Schwenckia hyssopifolia

Scientific classification
- Kingdom: Plantae
- Clade: Embryophytes
- Clade: Tracheophytes
- Clade: Spermatophytes
- Clade: Angiosperms
- Clade: Eudicots
- Clade: Asterids
- Order: Solanales
- Family: Solanaceae
- Genus: Schwenckia
- Species: S. hyssopifolia
- Binomial name: Schwenckia hyssopifolia Benth.

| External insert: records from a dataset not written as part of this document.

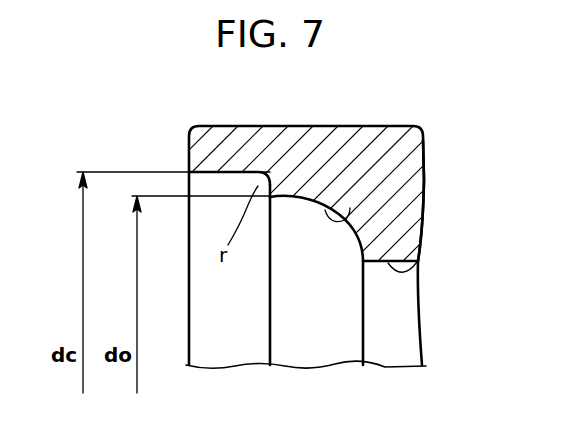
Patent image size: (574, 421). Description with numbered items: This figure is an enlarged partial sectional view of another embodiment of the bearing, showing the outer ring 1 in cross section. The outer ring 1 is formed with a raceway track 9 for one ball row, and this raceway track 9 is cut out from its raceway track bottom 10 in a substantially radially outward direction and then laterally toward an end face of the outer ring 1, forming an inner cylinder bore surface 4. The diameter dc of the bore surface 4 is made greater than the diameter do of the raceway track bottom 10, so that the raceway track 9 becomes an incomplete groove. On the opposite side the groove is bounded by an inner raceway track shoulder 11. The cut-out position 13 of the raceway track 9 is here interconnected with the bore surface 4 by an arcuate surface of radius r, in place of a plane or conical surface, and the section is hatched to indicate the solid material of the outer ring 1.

The outer ring 1 is at (392, 148).
The inner cylinder bore surface 4 is at (216, 172).
The raceway track 9 is at (405, 170).
The raceway track bottom 10 is at (314, 200).
The inner raceway track shoulder 11 is at (417, 262).
The cut-out position 13 is at (310, 198).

= Schwenckia hyssopifolia =

- Genus: Schwenckia
- Species: hyssopifolia
- Authority: Benth.

Species of flowering plant

Schwenckia hyssopifolia is a species of flowering plant in the family Solanaceae. It is native to northeastern Brazil, where it primarily grows in seasonally dry tropical biomes. The species was first described by the British botanist George Bentham and published in Flora Brasiliensis in 1846.

== Description ==
The leaves are hairless, with the lower leaves borne on short stalks and the upper leaves stalkless. They are oblong in shape and have a truncate-hastate base. The flowers are arranged in a loose panicle with very short, glandular-hairy pedicels. The calyx teeth are much shorter than the calyx tube and are somewhat pointed. The corolla segments extend beyond the lobes between the sinuses.